AY DEL SOLO !!!!!!!


“…pero ¡ay del solo! que cuando cayere, no habrá segundo que lo levante” (Eclesiastes 4:10).

“El éxito no es un destino — es una jornada. Las personas más felices que conozco están ocupadas, trabajando en busca de objetivos específicos. Las más fracasadas y infelices que yo conozco son aquéllas que están caminando sin tener en mente objetivos que valgan a pena.” (Zig Ziglar) La vida es hecha de sueños y de entusiasmo.

Necesitamos estar felices y motivados para grandes conquistas. Debemos creer que, aun cuando todo indique lo contrario, alcanzaremos todos los objetivos y llegaremos al final de nuestra jornada con el corazón regocijando por grandes y placerosas victorias.


¿Y cómo tener la certeza de qué eso acontecerá? ¿Como estar seguro de que las luchas del camino no impedirán nuestro éxito? ¿Como mantenernos alegres frente a las posibles vicisitudes?

No podemos y no debemos andar solos. Es necesario que llevemos un Amigo a nuestro lado. Alguien con quien podamos conversar, sacar dudas, buscar consejos, agarrar la mano en la hora del cansancio.

Alguien que sonrría con nosotros por un éxito logrado. Alguien que preste el hombro cuando las aflicciones nos domine. Alguien que nunca diga: “Desista”.
Alguien que en todas las circunstancias tendrá placer en decirnos: “Continúa… persevera… tu lo conseguirás.

Eres más que vencedor y Yo estoy aquí para ayudarte”.
El mejor Amigo es Jesucristo, nuestro Señor y Salvador.

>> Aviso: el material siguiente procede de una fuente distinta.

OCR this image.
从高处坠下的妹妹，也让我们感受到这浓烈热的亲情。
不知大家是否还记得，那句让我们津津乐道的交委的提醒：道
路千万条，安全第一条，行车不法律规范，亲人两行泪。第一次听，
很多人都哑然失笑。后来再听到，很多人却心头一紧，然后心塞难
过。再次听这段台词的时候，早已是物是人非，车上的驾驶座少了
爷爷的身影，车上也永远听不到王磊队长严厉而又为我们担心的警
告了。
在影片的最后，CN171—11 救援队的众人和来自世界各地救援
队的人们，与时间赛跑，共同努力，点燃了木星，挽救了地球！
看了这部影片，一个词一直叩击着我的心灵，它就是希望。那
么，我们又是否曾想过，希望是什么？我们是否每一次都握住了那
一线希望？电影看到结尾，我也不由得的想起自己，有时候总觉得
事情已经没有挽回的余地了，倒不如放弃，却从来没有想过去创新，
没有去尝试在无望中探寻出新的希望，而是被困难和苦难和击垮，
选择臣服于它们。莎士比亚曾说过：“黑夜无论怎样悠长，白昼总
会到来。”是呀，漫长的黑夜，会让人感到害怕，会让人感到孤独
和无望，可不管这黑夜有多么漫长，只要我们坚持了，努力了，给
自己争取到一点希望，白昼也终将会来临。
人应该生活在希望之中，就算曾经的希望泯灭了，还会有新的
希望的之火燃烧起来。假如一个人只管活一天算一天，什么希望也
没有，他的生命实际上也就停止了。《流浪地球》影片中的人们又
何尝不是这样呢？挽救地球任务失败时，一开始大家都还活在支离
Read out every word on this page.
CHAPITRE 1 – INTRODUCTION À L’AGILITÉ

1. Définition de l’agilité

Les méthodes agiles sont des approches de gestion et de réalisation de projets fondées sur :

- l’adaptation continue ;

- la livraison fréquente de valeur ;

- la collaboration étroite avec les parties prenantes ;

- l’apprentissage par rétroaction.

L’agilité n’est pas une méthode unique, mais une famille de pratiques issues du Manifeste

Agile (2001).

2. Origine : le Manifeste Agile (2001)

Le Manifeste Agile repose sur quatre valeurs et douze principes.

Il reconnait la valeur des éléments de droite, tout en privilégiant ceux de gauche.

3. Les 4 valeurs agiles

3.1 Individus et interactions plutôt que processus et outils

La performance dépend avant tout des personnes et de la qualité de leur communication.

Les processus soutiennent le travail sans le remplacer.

Él es el compañero de todas las horas y a Su lado todo es más bello y agradable. Cuando caminamos en Su presencia, tenemos más sueños y nuestra mente se llena de fe y esperanza.

Y cuando la fe acarrea nuestra vida, todo lo más es gozo y dicha.


¿Está viviendo sin propósitos? Comience con el propósito de invitar a Jesús para ser su Amigo.